At a news conference on Thursday morning, St. Matthews Deputy Police Chief Tony Cobaugh told reporters that the Louisville Metro police had contacted them on Wednesday night to burn news on Twitter school.
Cobaugh said the posts contained the words "gas can" and "matches."
A tweet read, "If Jeff Brohm does not come, we'll burn Trinity down."
Screenshots were taken before the tweets were deleted. The picture on the account is a picture of former US football coach Howard Schnellenberger.
"In today's world, the St. Matthews Police Department has no choice but to take such threats seriously, especially when it's a school our own community," Cobaugh said.
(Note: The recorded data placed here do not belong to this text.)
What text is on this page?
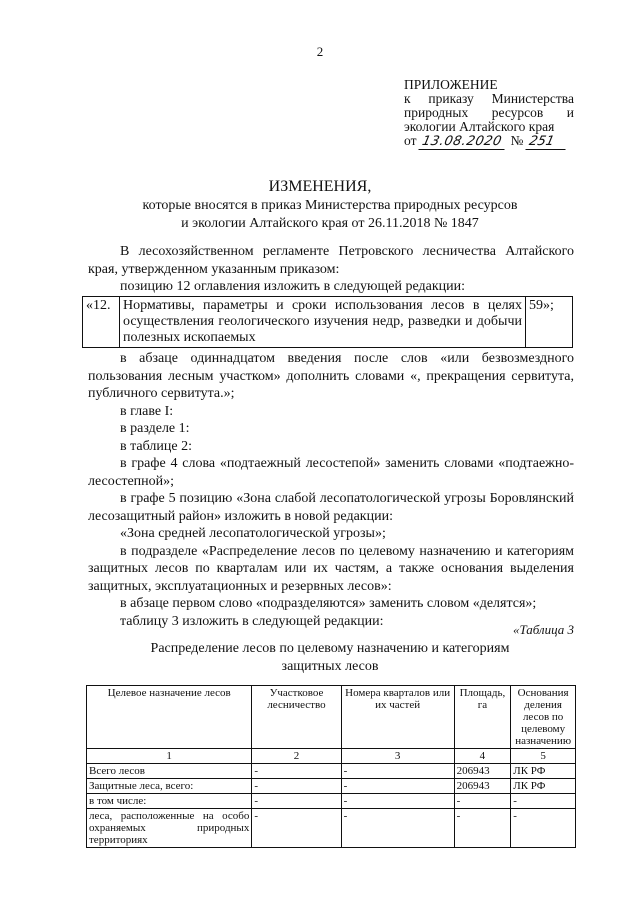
2
ПРИЛОЖЕНИЕ
к приказу Министерства
природных ресурсов и
экологии Алтайского края
от 13.08.2020 № 251
ИЗМЕНЕНИЯ,
которые вносятся в приказ Министерства природных ресурсов
и экологии Алтайского края от 26.11.2018 № 1847

В лесохозяйственном регламенте Петровского лесничества Алтайского края, утвержденном указанным приказом:

позицию 12 оглавления изложить в следующей редакции:

«12.	Нормативы, параметры и сроки использования лесов в целях осуществления геологического изучения недр, разведки и добычи полезных ископаемых	59»;

в абзаце одиннадцатом введения после слов «или безвозмездного пользования лесным участком» дополнить словами «, прекращения сервитута, публичного сервитута.»;

в главе I:

в разделе 1:

в таблице 2:

в графе 4 слова «подтаежный лесостепой» заменить словами «подтаежно-лесостепной»;

в графе 5 позицию «Зона слабой лесопатологической угрозы Боровлянский лесозащитный район» изложить в новой редакции:

«Зона средней лесопатологической угрозы»;

в подразделе «Распределение лесов по целевому назначению и категориям защитных лесов по кварталам или их частям, а также основания выделения защитных, эксплуатационных и резервных лесов»:

в абзаце первом слово «подразделяются» заменить словом «делятся»;

таблицу 3 изложить в следующей редакции:

«Таблица 3
Распределение лесов по целевому назначению и категориям защитных лесов
Целевое назначение лесов	Участковое лесничество	Номера кварталов или их частей	Площадь, га	Основания деления лесов по целевому назначению
1	2	3	4	5
Всего лесов	-	-	206943	ЛК РФ
Защитные леса, всего:	-	-	206943	ЛК РФ
в том числе:	-	-	-	-
леса, расположенные на особо охраняемых природных территориях	-	-	-	-
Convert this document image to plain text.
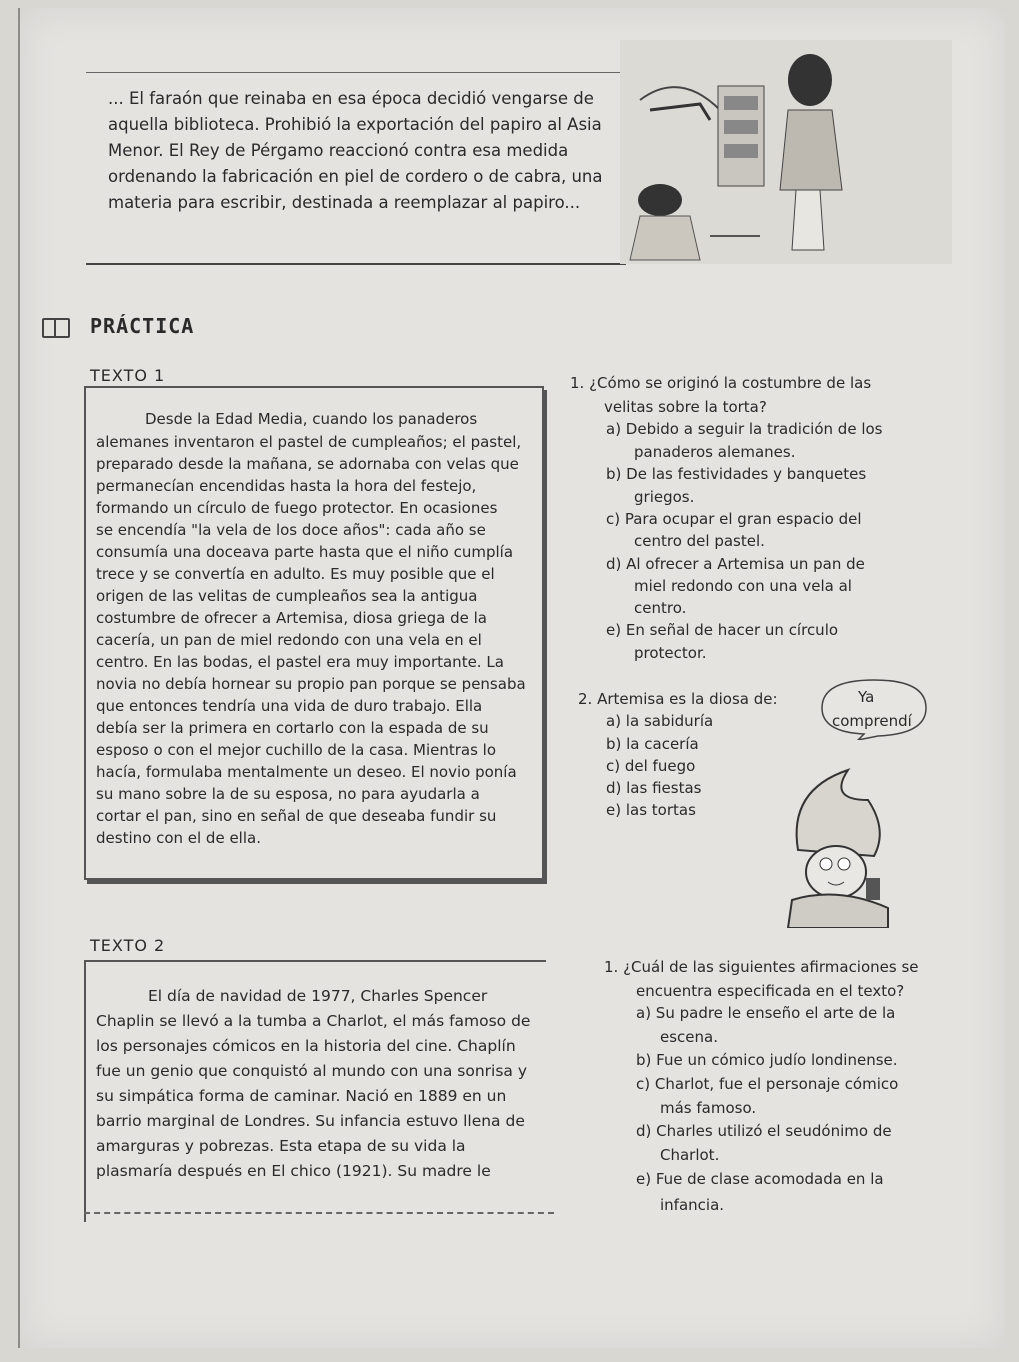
... El faraón que reinaba en esa época decidió vengarse de
aquella biblioteca. Prohibió la exportación del papiro al Asia
Menor. El Rey de Pérgamo reaccionó contra esa medida
ordenando la fabricación en piel de cordero o de cabra, una
materia para escribir, destinada a reemplazar al papiro...
PRÁCTICA
TEXTO 1
Desde la Edad Media, cuando los panaderos
alemanes inventaron el pastel de cumpleaños; el pastel,
preparado desde la mañana, se adornaba con velas que
permanecían encendidas hasta la hora del festejo,
formando un círculo de fuego protector. En ocasiones
se encendía "la vela de los doce años": cada año se
consumía una doceava parte hasta que el niño cumplía
trece y se convertía en adulto. Es muy posible que el
origen de las velitas de cumpleaños sea la antigua
costumbre de ofrecer a Artemisa, diosa griega de la
cacería, un pan de miel redondo con una vela en el
centro. En las bodas, el pastel era muy importante. La
novia no debía hornear su propio pan porque se pensaba
que entonces tendría una vida de duro trabajo. Ella
debía ser la primera en cortarlo con la espada de su
esposo o con el mejor cuchillo de la casa. Mientras lo
hacía, formulaba mentalmente un deseo. El novio ponía
su mano sobre la de su esposa, no para ayudarla a
cortar el pan, sino en señal de que deseaba fundir su
destino con el de ella.
1. ¿Cómo se originó la costumbre de las
velitas sobre la torta?
a) Debido a seguir la tradición de los
panaderos alemanes.
b) De las festividades y banquetes
griegos.
c) Para ocupar el gran espacio del
centro del pastel.
d) Al ofrecer a Artemisa un pan de
miel redondo con una vela al
centro.
e) En señal de hacer un círculo
protector.
2. Artemisa es la diosa de:
a) la sabiduría
b) la cacería
c) del fuego
d) las fiestas
e) las tortas
Ya
comprendí
TEXTO 2
El día de navidad de 1977, Charles Spencer
Chaplin se llevó a la tumba a Charlot, el más famoso de
los personajes cómicos en la historia del cine. Chaplín
fue un genio que conquistó al mundo con una sonrisa y
su simpática forma de caminar. Nació en 1889 en un
barrio marginal de Londres. Su infancia estuvo llena de
amarguras y pobrezas. Esta etapa de su vida la
plasmaría después en El chico (1921). Su madre le
1. ¿Cuál de las siguientes afirmaciones se
encuentra especificada en el texto?
a) Su padre le enseño el arte de la
escena.
b) Fue un cómico judío londinense.
c) Charlot, fue el personaje cómico
más famoso.
d) Charles utilizó el seudónimo de
Charlot.
e) Fue de clase acomodada en la
infancia.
The trustees of Trinity were contacted immediately and decided to cancel the lesson on Thursday. St. Matthews police appealed to Louisville's FBI and Metro Police for police patrolling the property
FBI Special Agent Christie Curtis joined Cobaugh in the press conference. It is unclear whether investigators receive the user's screen name and information directly from Twitter, and the investigative techniques do not identify the person responsible for the threats.
Curtis said the FBI works closely with LMPD and the St. Matthews Police.
Cobaugh said, "No one at His Point has any idea who this person is, where they are, where they are, what their station is in life," but said the person was being charged with terrorist threats , a class D crime
said Cobaugh Detective Mark Richardson led the investigation and closed the press conference by encouraging the person who triggered the threat to call.